The immune system is in the spotlight at the moment and guess what – sleep improves your immune response! When we sleep, immune-boosting proteins cytokins are released, targeting inflammation and help build blood cells. If you are sleep-deprived, you have less cytokines and antibodies available to attack infections and you are more likely to get ill. If doctor’s order is to ‘get some rest’, make sure you rest to get over your illness faster.

It is pretty obvious we need sleep to function. So how do we get our quality zzzz? We all need different amount of sleep and we all have a circadian rhythm, the internal clock telling us when to wake and snooze. It is worth getting in tune with how much sleep YOU need and when YOUR bedtime and waking window is for a good night’s rest.

Top tips for good sleep

1. Consistency is king, yet again – be consistent with your bedtimes and wake-times to give yourself the best opportunity to sleep well.

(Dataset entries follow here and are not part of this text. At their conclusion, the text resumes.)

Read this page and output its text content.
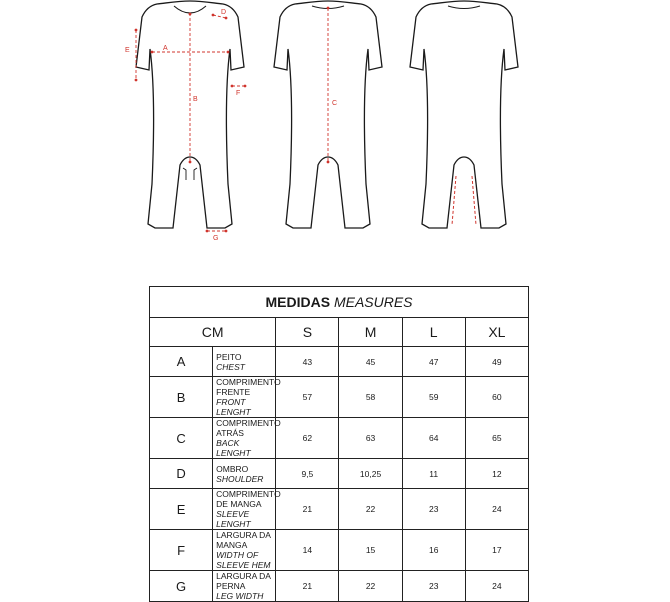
D
E	A
B
F
G
C
MEDIDAS MEASURES					
CM		S	M	L	XL
A	PEITO
CHEST	43	45	47	49
B	COMPRIMENTO FRENTE
FRONT LENGHT	57	58	59	60
C	COMPRIMENTO ATRÁS
BACK LENGHT	62	63	64	65
D	OMBRO
SHOULDER	9,5	10,25	11	12
E	COMPRIMENTO DE MANGA
SLEEVE LENGHT	21	22	23	24
F	LARGURA DA MANGA
WIDTH OF SLEEVE HEM	14	15	16	17
G	LARGURA DA PERNA
LEG WIDTH	21	22	23	24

Stay active during the day and make sure you get some fresh air. Even a 20-minute brisk walk during your lunchbreak, or on the way to the school gates, can make a difference.

2. Getting a dose of the all-important Vitamin D is helpful, too – and sunshine is our best source. Studies show that Vitamin D can increase fatigue and tiredness in the day and reduce sleep quality at night.

3. Avoid the temptation to eat or drink, particularly alcohol, too close to bedtime. Whilst that glass of wine may help you go to sleep, you are more likely to have a restless night and even wake up at 3am, due to how we metabolise alcohol.

4. Blue light from devices play havoc with our circadian rhythm and tricks our body into thinking it’s still daytime. Stop the mindless scrolling and read a book instead. If your phone is your alarm clock, turn on airplane mode to avoid any disruptions.

5. If your thoughts keep you awake, keep a notebook on your bedside table. You can write down anything that is on your mind before bed, or if you wake up in the middle of the night, to avoid the brain going down a rabbit hole of to-do lists.

6. Lastly, if you haven’t tried a meditation app yet, give it a go. Soothing nature sounds, or someone’s soft voice telling you to relax and breathe, is a perfect go-to for when you can’t quite hit the snooze button at night.